U.S. Border Patrol: Concerned About OTMs Right From The Start
A recent VDARE.com blog entry, South Texas Rancher Says Numbers of Illegals Are ‘Overwhelming’ on His Land by Brenda Walker, included a photo of a recent haul by the Border Patrol, “a group of Chinese nationals minutes after they crossed the Rio Grande into the United States.” (There look to be at least half a dozen in the group.)
That brought to mind something I happened upon months ago, a page at the official U.S. Customs and Border Protection website that gives the Border Patrol’s history. Excerpt from that page:
The Origins of the Border Patrol
Mounted watchmen of the U.S. Immigration Service patrolled the border in an effort to prevent illegal crossings as early as 1904, but their efforts were irregular and undertaken only when resources permitted. The inspectors, usually called Mounted Guards, operated out of El Paso, Texas. Though they never totaled more than seventy-five, they patrolled as far west as California trying to restrict the flow of illegal Chinese immigration.
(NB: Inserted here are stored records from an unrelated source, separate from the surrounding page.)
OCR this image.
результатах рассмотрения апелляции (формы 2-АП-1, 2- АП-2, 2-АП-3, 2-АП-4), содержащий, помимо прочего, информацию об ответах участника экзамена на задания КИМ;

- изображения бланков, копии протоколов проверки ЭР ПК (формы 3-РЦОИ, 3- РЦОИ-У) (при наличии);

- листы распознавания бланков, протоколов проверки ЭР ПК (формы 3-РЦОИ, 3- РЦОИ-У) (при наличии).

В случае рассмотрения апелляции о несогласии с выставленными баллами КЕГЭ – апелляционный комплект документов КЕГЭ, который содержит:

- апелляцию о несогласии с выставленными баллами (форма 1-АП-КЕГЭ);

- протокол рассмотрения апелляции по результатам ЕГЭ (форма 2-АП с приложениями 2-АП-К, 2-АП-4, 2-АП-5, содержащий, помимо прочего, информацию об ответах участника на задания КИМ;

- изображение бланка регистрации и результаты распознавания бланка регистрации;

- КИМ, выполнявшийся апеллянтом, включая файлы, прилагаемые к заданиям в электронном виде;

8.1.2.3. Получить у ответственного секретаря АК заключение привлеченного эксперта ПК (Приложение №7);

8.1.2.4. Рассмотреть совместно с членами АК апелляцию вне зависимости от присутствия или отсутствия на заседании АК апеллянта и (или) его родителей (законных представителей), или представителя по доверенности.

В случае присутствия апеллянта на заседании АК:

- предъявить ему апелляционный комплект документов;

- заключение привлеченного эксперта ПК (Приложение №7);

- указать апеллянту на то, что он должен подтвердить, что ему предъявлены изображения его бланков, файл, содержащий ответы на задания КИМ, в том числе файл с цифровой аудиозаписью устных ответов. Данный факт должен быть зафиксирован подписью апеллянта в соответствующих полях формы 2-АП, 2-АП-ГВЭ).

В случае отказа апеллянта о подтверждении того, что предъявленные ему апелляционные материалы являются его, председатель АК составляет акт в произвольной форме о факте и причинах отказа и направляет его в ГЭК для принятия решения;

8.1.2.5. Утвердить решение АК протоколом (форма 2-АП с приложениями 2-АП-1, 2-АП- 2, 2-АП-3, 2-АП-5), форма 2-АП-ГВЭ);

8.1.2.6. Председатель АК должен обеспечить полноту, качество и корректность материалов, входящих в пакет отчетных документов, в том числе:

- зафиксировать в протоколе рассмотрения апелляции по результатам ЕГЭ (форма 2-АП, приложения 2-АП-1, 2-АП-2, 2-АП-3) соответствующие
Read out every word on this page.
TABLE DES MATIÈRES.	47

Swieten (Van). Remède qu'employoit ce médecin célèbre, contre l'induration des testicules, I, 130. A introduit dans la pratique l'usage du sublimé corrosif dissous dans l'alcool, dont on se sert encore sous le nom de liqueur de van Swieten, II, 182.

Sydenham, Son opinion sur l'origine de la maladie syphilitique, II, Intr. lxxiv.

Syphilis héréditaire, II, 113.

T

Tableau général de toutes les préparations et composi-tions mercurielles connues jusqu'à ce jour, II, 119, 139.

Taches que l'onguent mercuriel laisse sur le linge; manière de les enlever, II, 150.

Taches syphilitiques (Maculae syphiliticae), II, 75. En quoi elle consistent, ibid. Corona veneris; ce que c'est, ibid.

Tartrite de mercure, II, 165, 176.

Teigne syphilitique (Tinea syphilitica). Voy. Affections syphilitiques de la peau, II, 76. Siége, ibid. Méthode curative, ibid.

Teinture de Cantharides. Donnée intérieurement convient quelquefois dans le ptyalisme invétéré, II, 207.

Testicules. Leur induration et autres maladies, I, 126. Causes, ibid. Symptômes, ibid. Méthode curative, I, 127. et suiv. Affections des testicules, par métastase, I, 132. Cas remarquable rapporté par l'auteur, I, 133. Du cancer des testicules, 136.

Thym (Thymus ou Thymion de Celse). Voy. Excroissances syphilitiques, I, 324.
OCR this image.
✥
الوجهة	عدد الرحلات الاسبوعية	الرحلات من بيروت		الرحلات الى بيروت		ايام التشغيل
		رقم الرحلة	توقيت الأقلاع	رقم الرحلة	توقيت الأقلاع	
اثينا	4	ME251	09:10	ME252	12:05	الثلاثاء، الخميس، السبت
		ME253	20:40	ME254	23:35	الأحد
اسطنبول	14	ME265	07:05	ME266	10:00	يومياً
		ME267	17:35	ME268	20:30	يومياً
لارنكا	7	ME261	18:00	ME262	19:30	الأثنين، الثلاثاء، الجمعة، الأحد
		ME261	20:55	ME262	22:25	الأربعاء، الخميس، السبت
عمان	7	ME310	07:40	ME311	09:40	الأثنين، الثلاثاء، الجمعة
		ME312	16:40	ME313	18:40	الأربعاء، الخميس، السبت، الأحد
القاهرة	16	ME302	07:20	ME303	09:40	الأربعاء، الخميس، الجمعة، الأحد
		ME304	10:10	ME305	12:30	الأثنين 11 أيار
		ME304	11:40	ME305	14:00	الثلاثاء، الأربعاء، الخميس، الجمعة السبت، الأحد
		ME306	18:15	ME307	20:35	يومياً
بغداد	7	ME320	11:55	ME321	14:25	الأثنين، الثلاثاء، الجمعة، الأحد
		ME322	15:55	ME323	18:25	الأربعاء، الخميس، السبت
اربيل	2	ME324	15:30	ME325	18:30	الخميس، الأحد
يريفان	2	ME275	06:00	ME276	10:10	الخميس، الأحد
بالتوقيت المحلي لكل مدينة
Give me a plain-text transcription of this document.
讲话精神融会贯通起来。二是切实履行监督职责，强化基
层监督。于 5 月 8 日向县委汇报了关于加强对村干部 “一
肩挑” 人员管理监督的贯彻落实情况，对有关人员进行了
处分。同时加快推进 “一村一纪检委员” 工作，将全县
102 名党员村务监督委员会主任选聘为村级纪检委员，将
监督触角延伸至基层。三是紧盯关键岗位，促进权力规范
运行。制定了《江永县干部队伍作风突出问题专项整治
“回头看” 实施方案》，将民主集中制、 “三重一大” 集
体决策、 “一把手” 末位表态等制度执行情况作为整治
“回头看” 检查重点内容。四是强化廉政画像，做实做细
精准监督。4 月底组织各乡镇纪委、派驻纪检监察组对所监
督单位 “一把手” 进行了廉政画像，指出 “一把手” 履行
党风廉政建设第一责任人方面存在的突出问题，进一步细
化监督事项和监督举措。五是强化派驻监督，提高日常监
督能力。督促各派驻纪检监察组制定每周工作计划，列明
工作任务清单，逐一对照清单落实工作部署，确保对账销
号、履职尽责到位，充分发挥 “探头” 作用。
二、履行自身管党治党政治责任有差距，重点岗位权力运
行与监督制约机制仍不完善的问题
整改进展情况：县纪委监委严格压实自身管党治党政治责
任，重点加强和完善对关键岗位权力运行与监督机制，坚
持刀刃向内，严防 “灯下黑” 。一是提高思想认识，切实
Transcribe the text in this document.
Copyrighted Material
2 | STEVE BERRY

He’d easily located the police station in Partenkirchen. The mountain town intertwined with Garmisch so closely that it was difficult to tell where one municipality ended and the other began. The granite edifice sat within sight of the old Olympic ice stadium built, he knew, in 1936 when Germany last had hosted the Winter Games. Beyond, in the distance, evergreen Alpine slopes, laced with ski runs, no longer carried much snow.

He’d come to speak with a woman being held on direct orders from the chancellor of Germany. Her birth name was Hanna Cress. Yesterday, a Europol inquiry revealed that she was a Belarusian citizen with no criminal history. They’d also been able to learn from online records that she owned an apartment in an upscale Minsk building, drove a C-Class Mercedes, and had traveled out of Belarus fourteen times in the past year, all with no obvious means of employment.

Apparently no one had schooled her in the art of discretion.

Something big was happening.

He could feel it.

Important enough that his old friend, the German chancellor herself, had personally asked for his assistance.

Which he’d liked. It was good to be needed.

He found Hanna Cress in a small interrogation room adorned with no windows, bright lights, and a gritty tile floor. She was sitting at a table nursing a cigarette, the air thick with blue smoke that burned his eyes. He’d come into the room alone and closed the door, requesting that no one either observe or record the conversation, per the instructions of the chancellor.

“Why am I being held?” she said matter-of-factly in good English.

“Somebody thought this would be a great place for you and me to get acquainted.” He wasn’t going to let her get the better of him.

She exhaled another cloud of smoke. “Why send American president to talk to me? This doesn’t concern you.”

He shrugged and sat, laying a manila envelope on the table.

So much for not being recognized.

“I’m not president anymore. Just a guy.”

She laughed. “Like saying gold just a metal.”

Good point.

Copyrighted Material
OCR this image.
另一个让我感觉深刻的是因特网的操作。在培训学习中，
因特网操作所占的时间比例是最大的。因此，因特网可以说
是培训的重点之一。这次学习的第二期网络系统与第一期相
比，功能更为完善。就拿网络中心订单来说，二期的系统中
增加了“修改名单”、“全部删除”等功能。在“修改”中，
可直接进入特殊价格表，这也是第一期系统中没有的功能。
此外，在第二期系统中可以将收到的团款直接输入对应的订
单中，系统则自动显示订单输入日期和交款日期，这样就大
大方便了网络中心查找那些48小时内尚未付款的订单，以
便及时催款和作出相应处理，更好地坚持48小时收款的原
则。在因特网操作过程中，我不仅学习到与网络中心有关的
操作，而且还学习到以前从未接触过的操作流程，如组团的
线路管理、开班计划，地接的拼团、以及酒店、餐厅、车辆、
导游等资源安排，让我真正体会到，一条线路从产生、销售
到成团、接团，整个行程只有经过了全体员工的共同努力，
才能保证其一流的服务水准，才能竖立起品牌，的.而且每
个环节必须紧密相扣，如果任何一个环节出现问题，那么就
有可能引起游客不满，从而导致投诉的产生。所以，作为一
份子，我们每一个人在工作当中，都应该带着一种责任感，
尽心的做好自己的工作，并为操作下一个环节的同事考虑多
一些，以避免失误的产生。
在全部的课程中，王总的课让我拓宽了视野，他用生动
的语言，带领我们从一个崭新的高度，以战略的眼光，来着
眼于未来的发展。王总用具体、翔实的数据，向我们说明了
In March 1915, Congress authorized a separate group of Mounted Guards, often referred to as Mounted Inspectors. Most rode on horseback, but a few operated cars and even boats. Although these inspectors had broader arrest authority, they still largely pursued Chinese immigrants trying to avoid the Chinese exclusion laws.
The article goes on, interestingly, to describe later enforcement activities that—my speculation—may have inspired 1954’s Operation Wetback:
In 1952, the government airlifted 52,000 illegal immigrants back to the Mexican interior. The program was terminated after it ran out of funds during its first year.